Curtis Franklin, Principal Analyst, Omdia

Curtis Franklin Jr. is Principal Analyst at Omdia, focusing on enterprise security management. Previously, he was senior editor of Dark Reading, editor of Light Reading's Security Now, and executive editor, technology, at InformationWeek, where he was also executive producer of InformationWeek's online radio and podcast episodes

Curtis has been writing about technologies and products in computing and networking since the early 1980s. He has been on staff and contributed to technology-industry publications including BYTE, ComputerWorld, CEO, Enterprise Efficiency, ChannelWeb, Network Computing, InfoWorld, PCWorld, Dark Reading, and ITWorld.com on subjects ranging from mobile enterprise computing to enterprise security and wireless networking.

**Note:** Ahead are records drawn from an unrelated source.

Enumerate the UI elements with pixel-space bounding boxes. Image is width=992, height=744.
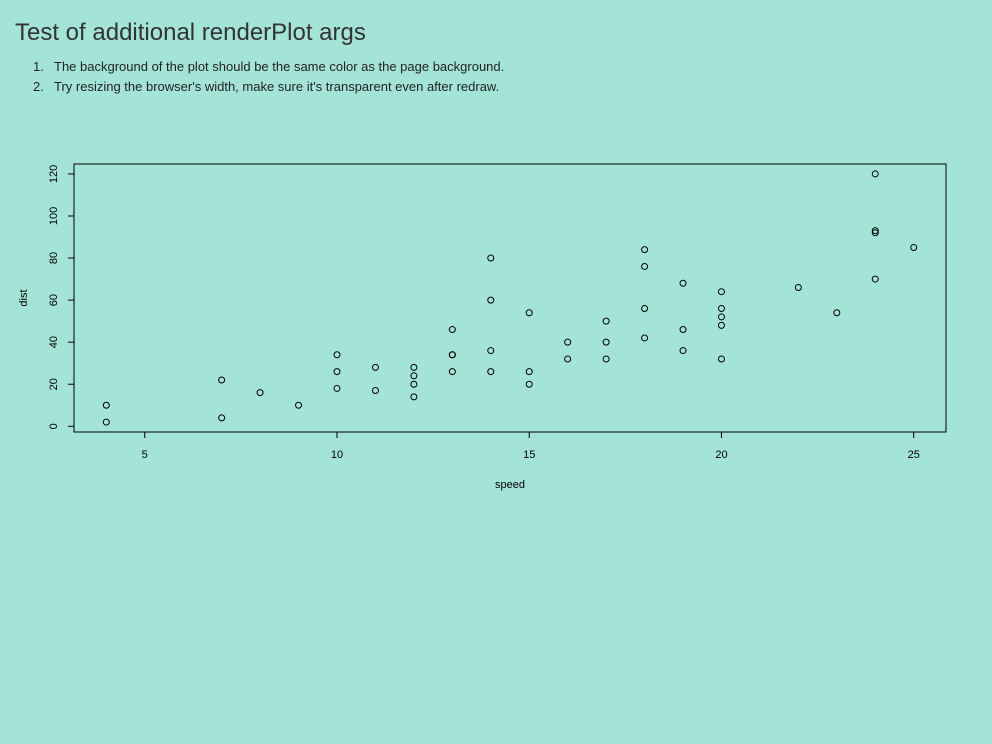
data-point: [218, 376, 226, 384]
x-axis-label: speed: [495, 479, 525, 491]
data-point: [602, 338, 610, 346]
instruction-item: 2. Try resizing the browser's width, mak…: [33, 77, 504, 97]
data-point: [256, 389, 264, 397]
data-point: [871, 170, 879, 178]
y-tick-label: 20: [48, 378, 60, 390]
data-point: [448, 368, 456, 376]
data-point: [102, 418, 110, 426]
page-title: Test of additional renderPlot args: [15, 19, 366, 46]
y-tick-label: 100: [48, 207, 60, 225]
y-tick-label: 80: [48, 252, 60, 264]
data-point: [833, 309, 841, 317]
data-point: [679, 279, 687, 287]
x-axis: 5 10 15 20 25: [142, 432, 920, 461]
scatter-plot: 5 10 15 20 25 0 20 40 60 80 100 120 speed dist: [18, 163, 947, 491]
data-point: [641, 334, 649, 342]
data-point: [218, 414, 226, 422]
data-point: [333, 368, 341, 376]
data-point: [487, 347, 495, 355]
data-point: [371, 363, 379, 371]
data-point: [410, 380, 418, 388]
data-point: [410, 393, 418, 401]
y-axis: 0 20 40 60 80 100 120: [48, 165, 74, 429]
data-point: [564, 355, 572, 363]
plot-frame: [73, 163, 947, 433]
data-point: [448, 351, 456, 359]
instruction-item: 1. The background of the plot should be …: [33, 57, 504, 77]
data-point: [679, 326, 687, 334]
instruction-number: 1.: [33, 59, 44, 74]
data-point: [717, 305, 725, 313]
data-point: [871, 229, 879, 237]
data-point: [525, 380, 533, 388]
data-point: [525, 309, 533, 317]
data-point: [717, 355, 725, 363]
data-point: [602, 317, 610, 325]
data-point: [295, 401, 303, 409]
x-tick-label: 10: [331, 449, 343, 461]
data-point: [717, 288, 725, 296]
data-point: [564, 338, 572, 346]
data-point: [717, 313, 725, 321]
data-point: [525, 368, 533, 376]
data-point: [717, 321, 725, 329]
data-point: [448, 326, 456, 334]
data-point: [410, 372, 418, 380]
y-tick-label: 120: [48, 165, 60, 183]
data-point: [641, 246, 649, 254]
y-tick-label: 60: [48, 294, 60, 306]
data-point: [871, 275, 879, 283]
x-tick-label: 15: [523, 449, 535, 461]
x-tick-label: 20: [715, 449, 727, 461]
data-point: [679, 347, 687, 355]
data-point: [102, 401, 110, 409]
data-point: [641, 262, 649, 270]
data-point: [333, 384, 341, 392]
y-tick-label: 0: [48, 423, 60, 429]
plot-border: [73, 163, 947, 433]
data-point: [487, 254, 495, 262]
data-point: [871, 227, 879, 235]
x-tick-label: 25: [908, 449, 920, 461]
data-point: [487, 368, 495, 376]
data-point: [333, 351, 341, 359]
data-point: [410, 363, 418, 371]
data-points: [102, 170, 918, 426]
x-tick-label: 5: [142, 449, 148, 461]
data-point: [487, 296, 495, 304]
data-point: [910, 244, 918, 252]
instructions-list: 1. The background of the plot should be …: [33, 57, 504, 97]
instruction-text: Try resizing the browser's width, make s…: [54, 79, 500, 94]
data-point: [602, 355, 610, 363]
instruction-number: 2.: [33, 79, 44, 94]
y-axis-label: dist: [18, 289, 30, 306]
data-point: [641, 305, 649, 313]
data-point: [794, 283, 802, 291]
instruction-text: The background of the plot should be the…: [54, 59, 505, 74]
data-point: [371, 387, 379, 395]
y-tick-label: 40: [48, 336, 60, 348]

Curtis is the author of thousands of articles, the co-author of five books, and has been a frequent speaker at computer and networking industry conferences across North America and Europe. His most recent books, Cloud Computing: Technologies and Strategies of the Ubiquitous Data Center, and Securing the Cloud: Security Strategies for the Ubiquitous Data Center, with co-author Brian Chee, are published by Taylor and Francis.

When he's not writing, Curtis is a painter, photographer, cook, and multi-instrumentalist musician. He is active in running, amateur radio (KG4GWA), the MakerFX maker space in Orlando, FL, and is a certified Florida Master Naturalist.